I had a discussion the other day about the future of driving and whether my daughter (now almost two years old) will ever have a driver’s license. The argument presented to me was that autonomous technology would advance at such a rapid pace that she will never need to learn to drive and, more to the point, will not want to learn to drive. I disagree, but only partially.

You see, I believe in the influence of the father. I love to drive – I drive more than 25,000 miles each year, am constantly looking at the AutoTrader app on my phone for my next car and believe that driving is the equivalent of freedom. I hope I am able to impart this love of the automobile into my daughter – but I recognize I am up against some strong headwinds.

Last year, the Transportation Energy Institute published “Driver Demographics – The American Population’s Effect on Vehicle Travel and Fuel Demand.” That report took at a look at nearly 100 years of driver evolution in the U.S., and the picture it paints does not bode well for my hopes that my daughter will embrace the freedom of the car.
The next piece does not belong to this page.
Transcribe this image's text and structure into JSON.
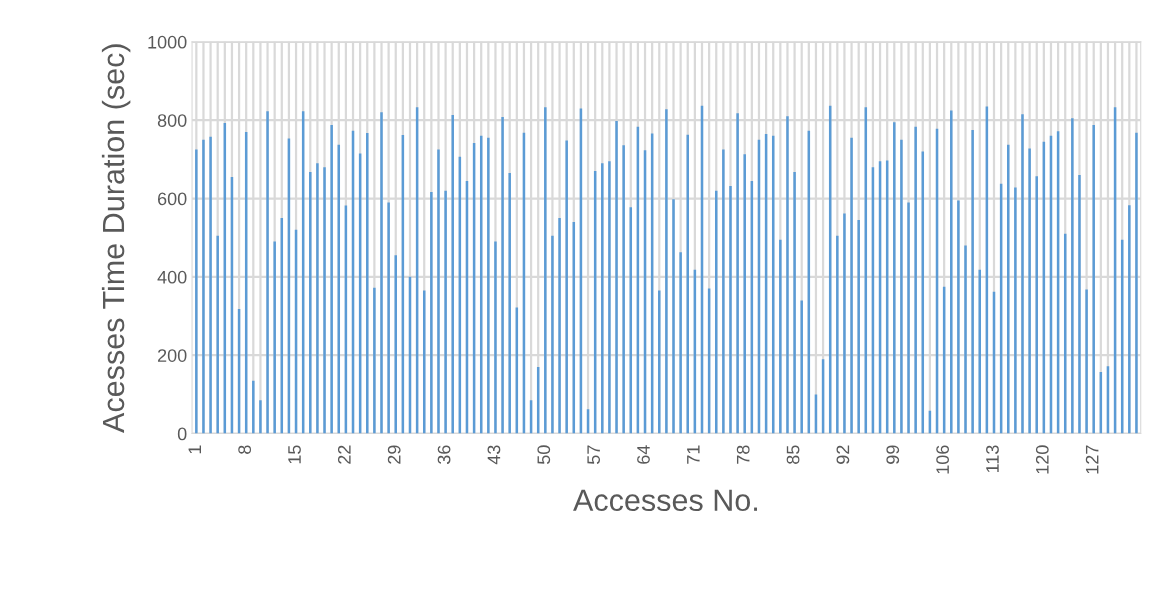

Source: Transportation Energy Institute “Driver Demographics”, Federal Highway Administration

You see, since 1982 the number of individuals who actually possess a driver’s license between the ages of 20 and 39 has been declining. Furthermore, since 1992 those in their 40s have started reducing their licensing rates. I don’t get it, but the data does not lie. There has been a consistent trend for the past couple decades of more and more people choosing to not drive.
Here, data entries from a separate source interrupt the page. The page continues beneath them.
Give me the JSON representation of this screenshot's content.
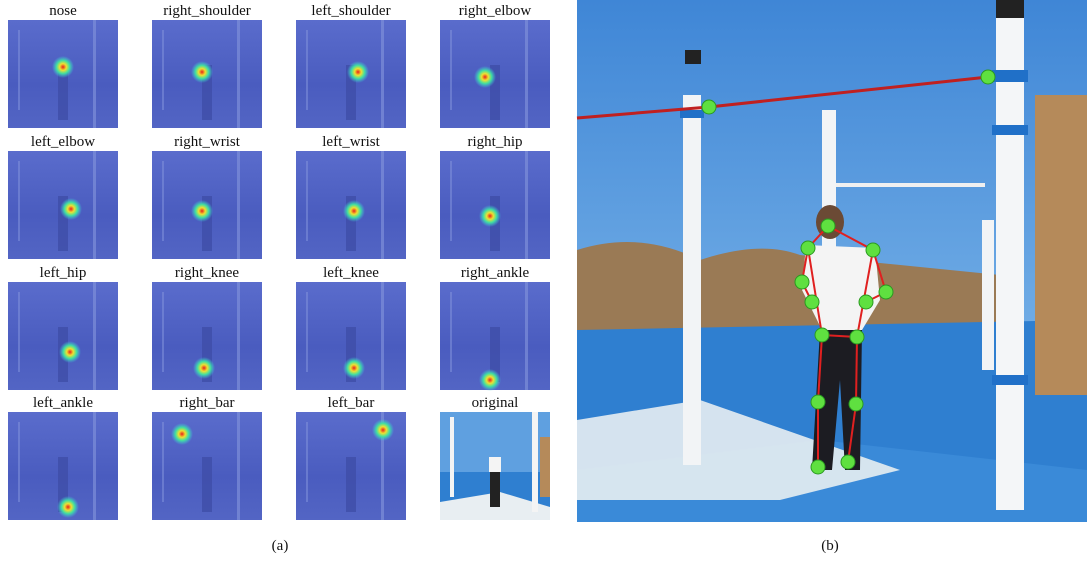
{
  "figure": {
    "panel_a": {
      "label": "(a)",
      "tiles": [
        "nose",
        "right_shoulder",
        "left_shoulder",
        "right_elbow",
        "left_elbow",
        "right_wrist",
        "left_wrist",
        "right_hip",
        "left_hip",
        "right_knee",
        "left_knee",
        "right_ankle",
        "left_ankle",
        "right_bar",
        "left_bar",
        "original"
      ]
    },
    "panel_b": {
      "label": "(b)"
    }
  }
}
I look at some of the twenty-somethings I know today. Several did not get their licenses until they were in their 20s, some still don’t drive. This is a foreign concept to me – I was at the DMV on my 16th birthday. There was not holding me back, but it is simply not as important as it once was. One argument is that technology has enabled social interactions without requiring close proximity – in other words, there is no reason to go anywhere to see your friends. Maybe, but regardless the enabler the facts are indisputable.

As we look into the future, will our children be able to travel from point A to point B without driving? Will autonomous features really replace placing our hands at 10:00 and 2:00 on the steering wheel?

I do not question whether our children will be more likely to trust a computer with their lives than we are – what we view as new and revolutionary today will be viewed as blasé by the time they reach “driving” age. That said, I am not convinced that autonomous technology will advance to such a degree that it will be ubiquitous by the time my daughter is a teenager. There remain significant hurdles, not the least of which are regulatory in nature.

However, a soon-to-be released report by the Transportation Energy Institute leads me to believe that ride sharing and on-demand car driving services will have sufficiently expanded their reach to seriously diminish the need for her to personally drive herself around.

I have 14 years to work on my daughter and to induce within her a love affair with the automobile. I can only hope that when she is 16 she will still “want” to drive herself – otherwise, I will have considered myself a car-enthusiast failure of a father.